Many businesses and the economy as a whole will feel a big chill as consumers cut back.
 
 

Americans are tightening their belts, and that spells change for the economy. The Consumer Age is hardly dead -- consumers won't suddenly lose their affection for new cars, fashions and new technology. But the age of superconsumption may be.

Consumer spending will gain about 1.7% a year in 2008 and 2009, after growing between 2.8% and 3.6% a year for the past five years.

"I think we've entered a new era in consumer spending," says Lyle Gramley, senior economic adviser at the Stanford Washington Research Group and a former Federal Reserve governor. "For the next few years at least, we're going to see a more disciplined consumer."

There are many reasons why consumers will ratchet down discretionary spending: Job worries, with unemployment on the rise. Stingier lending, as credit card companies tighten their standards, reduce spending limits and ignore falling interest rates elsewhere in the face of their own rising delinquencies. Higher gas prices, siphoning about $91 billion from consumers' discretionary income this year.
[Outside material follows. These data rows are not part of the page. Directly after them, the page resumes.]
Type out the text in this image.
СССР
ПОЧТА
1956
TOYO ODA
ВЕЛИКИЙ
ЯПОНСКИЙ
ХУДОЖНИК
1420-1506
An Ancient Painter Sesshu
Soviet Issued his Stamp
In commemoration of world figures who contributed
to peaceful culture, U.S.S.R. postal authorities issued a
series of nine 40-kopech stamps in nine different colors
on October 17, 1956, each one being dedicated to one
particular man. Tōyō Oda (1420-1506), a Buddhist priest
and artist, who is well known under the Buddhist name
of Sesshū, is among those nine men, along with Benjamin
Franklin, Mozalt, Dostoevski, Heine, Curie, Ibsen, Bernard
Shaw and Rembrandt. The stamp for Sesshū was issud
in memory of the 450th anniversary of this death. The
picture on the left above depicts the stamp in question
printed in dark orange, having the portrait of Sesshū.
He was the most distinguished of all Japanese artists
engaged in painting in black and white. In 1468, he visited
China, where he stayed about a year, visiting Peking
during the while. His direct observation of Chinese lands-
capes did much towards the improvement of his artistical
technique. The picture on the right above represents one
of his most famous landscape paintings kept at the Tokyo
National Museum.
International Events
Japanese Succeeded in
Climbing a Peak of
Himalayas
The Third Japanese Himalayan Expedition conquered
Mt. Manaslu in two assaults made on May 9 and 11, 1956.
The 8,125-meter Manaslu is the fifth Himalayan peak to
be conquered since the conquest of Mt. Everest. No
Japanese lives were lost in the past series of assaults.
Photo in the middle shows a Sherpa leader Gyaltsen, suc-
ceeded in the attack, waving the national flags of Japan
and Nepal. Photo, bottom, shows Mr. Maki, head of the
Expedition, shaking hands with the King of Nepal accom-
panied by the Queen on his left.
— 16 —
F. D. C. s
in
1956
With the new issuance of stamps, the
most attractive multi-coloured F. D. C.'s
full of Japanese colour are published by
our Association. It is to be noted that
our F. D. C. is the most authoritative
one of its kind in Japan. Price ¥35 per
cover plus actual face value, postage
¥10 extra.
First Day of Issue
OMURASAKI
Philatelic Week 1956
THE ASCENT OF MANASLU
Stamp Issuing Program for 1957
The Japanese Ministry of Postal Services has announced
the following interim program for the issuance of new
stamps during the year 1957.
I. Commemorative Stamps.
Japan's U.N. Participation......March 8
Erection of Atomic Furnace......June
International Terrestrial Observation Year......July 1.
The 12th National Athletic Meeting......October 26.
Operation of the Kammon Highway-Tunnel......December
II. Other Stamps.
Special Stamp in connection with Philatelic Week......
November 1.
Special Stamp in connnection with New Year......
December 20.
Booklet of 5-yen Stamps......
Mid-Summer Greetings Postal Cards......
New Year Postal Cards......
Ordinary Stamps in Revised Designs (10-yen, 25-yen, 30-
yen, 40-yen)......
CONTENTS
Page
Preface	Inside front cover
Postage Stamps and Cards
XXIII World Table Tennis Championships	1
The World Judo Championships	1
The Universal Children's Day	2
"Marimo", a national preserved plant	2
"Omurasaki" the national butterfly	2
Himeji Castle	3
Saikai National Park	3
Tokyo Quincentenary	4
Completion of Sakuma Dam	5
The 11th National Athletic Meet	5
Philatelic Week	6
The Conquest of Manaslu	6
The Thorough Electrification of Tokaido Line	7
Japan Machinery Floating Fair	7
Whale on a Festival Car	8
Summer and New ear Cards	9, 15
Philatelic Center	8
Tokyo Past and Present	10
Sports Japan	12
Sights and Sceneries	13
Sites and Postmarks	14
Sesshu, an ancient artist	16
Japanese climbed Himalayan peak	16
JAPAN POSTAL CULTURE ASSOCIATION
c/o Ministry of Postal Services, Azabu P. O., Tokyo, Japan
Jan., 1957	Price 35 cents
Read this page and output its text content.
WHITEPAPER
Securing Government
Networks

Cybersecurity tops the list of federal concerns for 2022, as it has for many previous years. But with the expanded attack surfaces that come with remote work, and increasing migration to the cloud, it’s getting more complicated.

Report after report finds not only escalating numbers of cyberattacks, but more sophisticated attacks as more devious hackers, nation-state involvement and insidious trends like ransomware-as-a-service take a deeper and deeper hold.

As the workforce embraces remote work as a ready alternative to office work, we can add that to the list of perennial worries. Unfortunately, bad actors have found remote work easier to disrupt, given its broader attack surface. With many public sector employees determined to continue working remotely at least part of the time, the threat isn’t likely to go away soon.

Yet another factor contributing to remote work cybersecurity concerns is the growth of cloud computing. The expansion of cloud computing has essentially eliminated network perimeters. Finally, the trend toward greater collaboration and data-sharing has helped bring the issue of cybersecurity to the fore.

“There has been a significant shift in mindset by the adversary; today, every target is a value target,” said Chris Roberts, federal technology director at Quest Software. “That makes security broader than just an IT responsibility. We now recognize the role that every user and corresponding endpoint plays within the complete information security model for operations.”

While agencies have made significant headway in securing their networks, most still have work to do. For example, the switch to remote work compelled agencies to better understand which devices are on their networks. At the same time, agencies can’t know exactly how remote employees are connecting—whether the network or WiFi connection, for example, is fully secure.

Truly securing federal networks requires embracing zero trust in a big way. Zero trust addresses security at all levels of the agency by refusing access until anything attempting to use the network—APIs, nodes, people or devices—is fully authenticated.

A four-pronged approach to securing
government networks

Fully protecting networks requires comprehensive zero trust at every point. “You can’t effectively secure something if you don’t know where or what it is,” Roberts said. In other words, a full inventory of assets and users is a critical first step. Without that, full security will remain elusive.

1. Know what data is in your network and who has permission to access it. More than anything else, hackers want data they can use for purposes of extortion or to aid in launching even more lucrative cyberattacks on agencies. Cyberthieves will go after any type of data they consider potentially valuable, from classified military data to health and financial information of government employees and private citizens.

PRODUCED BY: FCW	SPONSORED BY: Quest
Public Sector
And most of all, declining home prices, effectively ending the use of home equity as a cash machine to support consumer spending.

The result: A big hit to economic growth. From 1999 to 2007, the share of gross domestic product coming from consumer spending barreled from 68% to 72%, far more than that of most other developed economies. In the United Kingdom, consumers account for 66%. In Germany, 59%. And in Canada and Japan, 57%.

A drop back to 68% in the U.S., as we expect over the next three years, amounts to lopping about half a trillion a year off economic activity. That's three times as much as the total stimulus this year. And only about half of that stimulus will actually pump up the economy. A third of the taxpayer rebates will be saved or used to pay off debt. Business breaks won't spur more spending, they'll just add to profits.

Some industries will feel the pinch more than others:

  • Automakers, especially those in Detroit. Already skidding and now headed onto a more treacherous track, they'll find it tough to marshal the resources for new models -- key to their turnaround plans. Their market share will deteriorate further and drag small suppliers down with them.
  • Advertising firms. They're facing a buzz saw, with many customers -- food, retail, airlines, financial services, etc. -- cutting spending.
  • Retailers, especially specialty apparel stores. Some will be swallowed up, and some will go belly-up.